DEATH CERTIFICATE

CALLIE COUCH

Date  01 January 1944
Cert:  02815 
Place of Death: County:  Perry      City or Town:  Hazard
Name of Hospital or Institution:  Hazard Hospital Co. 
Length of stay in hospital or community: 
Usual Residence of Deceased: State: Ky.     County: Knott
City or Town:  Anco
Full Name:  Callie COUCH 
If Veteran Name War:  (blank)
Social Security No.:  (blank)
Sex, Color or Race, Marital Status: Female, White, Single
Husband or Wife of:   (blank) 
Age of husband or wife if alive:  (blank)
Birth date of deceased:  16 December 
Age: 16 years
Birthplace:  Perry Co. 
Occupation:  (blank) 
Industry or business:  (blank)
Father Name:  Delouis COUCH 
Father Birthplace:  Ky. 
Mother Maiden Name:  Elizabeth BARGER 
Mother Birthplace:  Ky. 
Informant:  Henry (illegible), Anco, Ky.
Burial Place:  Saul 
Date:  02 January 1944 
Signature of funeral director: Engles, Hazard
Date received by local registrar:  01 January 1944 
Registrar's Signature:  Anna L. Boulos 
Date of Death:  01 January 1944 
I hereby certify that I attended deceased from 31 December 1943 to 01 January 1944, that I last saw him alive on 01 January 1944, and that death occurred on the date stated above at 5:30 a.m.

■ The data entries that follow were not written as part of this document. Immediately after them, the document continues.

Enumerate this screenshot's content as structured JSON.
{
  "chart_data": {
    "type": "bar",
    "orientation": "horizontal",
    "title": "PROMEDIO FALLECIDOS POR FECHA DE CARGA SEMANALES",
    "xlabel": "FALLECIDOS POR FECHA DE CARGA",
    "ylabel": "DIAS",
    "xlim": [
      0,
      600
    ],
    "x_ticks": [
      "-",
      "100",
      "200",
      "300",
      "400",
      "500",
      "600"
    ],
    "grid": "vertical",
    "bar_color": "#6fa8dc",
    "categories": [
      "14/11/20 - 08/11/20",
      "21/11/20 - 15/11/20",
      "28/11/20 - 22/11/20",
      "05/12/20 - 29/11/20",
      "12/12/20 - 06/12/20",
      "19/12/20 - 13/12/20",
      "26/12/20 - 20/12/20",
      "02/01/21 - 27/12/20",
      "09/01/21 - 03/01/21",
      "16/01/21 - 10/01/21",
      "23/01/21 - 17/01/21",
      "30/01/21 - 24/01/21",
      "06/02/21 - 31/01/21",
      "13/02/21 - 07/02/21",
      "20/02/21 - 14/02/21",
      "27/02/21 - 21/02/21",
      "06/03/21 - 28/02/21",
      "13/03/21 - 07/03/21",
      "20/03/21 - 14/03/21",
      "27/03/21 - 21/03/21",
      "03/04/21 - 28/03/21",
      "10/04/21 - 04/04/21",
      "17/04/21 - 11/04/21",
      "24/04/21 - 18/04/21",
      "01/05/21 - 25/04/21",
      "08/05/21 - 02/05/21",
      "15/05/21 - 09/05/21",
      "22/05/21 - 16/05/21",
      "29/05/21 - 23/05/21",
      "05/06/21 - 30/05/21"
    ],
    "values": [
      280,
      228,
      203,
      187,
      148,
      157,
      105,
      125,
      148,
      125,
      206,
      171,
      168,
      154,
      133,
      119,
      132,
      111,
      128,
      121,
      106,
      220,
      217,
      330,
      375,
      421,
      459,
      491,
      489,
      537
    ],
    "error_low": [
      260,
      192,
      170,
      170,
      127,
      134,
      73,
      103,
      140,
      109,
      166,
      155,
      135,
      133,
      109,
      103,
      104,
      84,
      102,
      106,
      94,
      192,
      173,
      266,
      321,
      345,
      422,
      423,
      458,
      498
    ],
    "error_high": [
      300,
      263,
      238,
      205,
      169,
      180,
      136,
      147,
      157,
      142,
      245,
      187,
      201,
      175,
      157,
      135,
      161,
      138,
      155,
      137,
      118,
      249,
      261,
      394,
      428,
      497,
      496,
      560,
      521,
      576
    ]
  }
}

Immediate cause of death:  Pulmonary tuberculosis (illegible)
Due to:  (blank) 
Major findings of operations: (blank)
Accident, suicide, or homicide:  (blank)
Date of occurrence:  (blank)
Where did injury occur:  (blank)
While at work:  (blank)
Means of injury:  (blank)
Signature: Chris S. Jackson, M.D., Hazard, Ky.